Eye For Film >> Movies >> The Man From Elysian Fields (2001) Film Review
The Man From Elysian Fields
Reviewed by: Angus Wolfe Murray
The second novel is the hardest. This is a movie about how hard.
Byron Tiller's first was controversial. It told of Adolf Hitler's son, who miraculously survived the Berlin bunker and escaped to South America.
When he takes his second to the publisher, it is politely, yet firmly, rejected. He pleads poverty and emotional distress, but is told, "All the best novels are written in desperation," to which he replies, "So are the best suicide notes."
Philip Jayson Lasker's screenplay is full of seductive one-liners like this, which bodes well for the rest of the movie. Also, it's good to see Garcia playing a sympathetic husband and father, rather than a hoodlum.
The plot is quirky, which means it has potential. Sadly, credibility sinks into a mire of sentiment.

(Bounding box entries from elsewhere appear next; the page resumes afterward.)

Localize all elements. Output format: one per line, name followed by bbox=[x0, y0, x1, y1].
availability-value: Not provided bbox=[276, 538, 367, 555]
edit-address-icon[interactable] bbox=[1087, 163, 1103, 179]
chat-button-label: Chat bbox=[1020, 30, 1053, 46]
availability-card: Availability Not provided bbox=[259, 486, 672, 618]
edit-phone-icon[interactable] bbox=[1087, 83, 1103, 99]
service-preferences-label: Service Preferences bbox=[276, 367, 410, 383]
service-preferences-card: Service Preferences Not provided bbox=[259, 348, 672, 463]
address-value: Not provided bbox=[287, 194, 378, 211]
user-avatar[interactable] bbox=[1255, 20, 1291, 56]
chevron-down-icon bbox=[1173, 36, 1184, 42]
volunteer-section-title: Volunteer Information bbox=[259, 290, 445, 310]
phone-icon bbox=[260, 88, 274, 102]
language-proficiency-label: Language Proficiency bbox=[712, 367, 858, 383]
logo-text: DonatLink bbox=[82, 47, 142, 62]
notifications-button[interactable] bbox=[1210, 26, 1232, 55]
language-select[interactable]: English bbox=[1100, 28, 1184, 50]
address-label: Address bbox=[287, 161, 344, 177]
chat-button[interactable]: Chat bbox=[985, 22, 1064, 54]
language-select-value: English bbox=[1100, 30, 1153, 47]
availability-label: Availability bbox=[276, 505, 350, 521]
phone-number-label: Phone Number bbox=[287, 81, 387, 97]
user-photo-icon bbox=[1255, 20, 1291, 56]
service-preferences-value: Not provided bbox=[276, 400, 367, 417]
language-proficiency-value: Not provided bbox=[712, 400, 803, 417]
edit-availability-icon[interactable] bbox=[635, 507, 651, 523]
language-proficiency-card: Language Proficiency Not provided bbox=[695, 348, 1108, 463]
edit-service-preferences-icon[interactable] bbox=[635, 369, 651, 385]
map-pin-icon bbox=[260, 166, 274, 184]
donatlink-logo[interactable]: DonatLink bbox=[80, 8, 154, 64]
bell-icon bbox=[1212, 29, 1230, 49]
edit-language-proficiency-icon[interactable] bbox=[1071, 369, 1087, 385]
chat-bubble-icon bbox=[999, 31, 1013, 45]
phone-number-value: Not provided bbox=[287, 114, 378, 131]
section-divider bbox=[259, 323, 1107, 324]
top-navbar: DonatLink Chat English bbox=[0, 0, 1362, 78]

Rather than admit to his wife (Julianna Margulies) that he's a failure, he takes up an offer from a jaded gigolo (Mick Jagger), who runs an escort agency in Pasadena, and is packed off to accompany the wife (Olivia Williams) of Byron's favourite author (James Coburn) to the opera. This leads to you-know-what and you-don't-know-what. In the you-don't-know category is a ghost-writing assignment to help the great man finish his final tome.
Coburn is Coburn and Williams is beginning to resemble Julie Andrews. An unexpected treat is The Rolling Stone, dressed by Saville Row and sporting a piquant pink tie, talking pseudo posh and matching Dame Elton for campiness.
Why does Mrs Tiller take forever to wonder why Byron doesn't come home nights?
The moral of the story is that gigolos are hired help and marriage is not just for Christmas.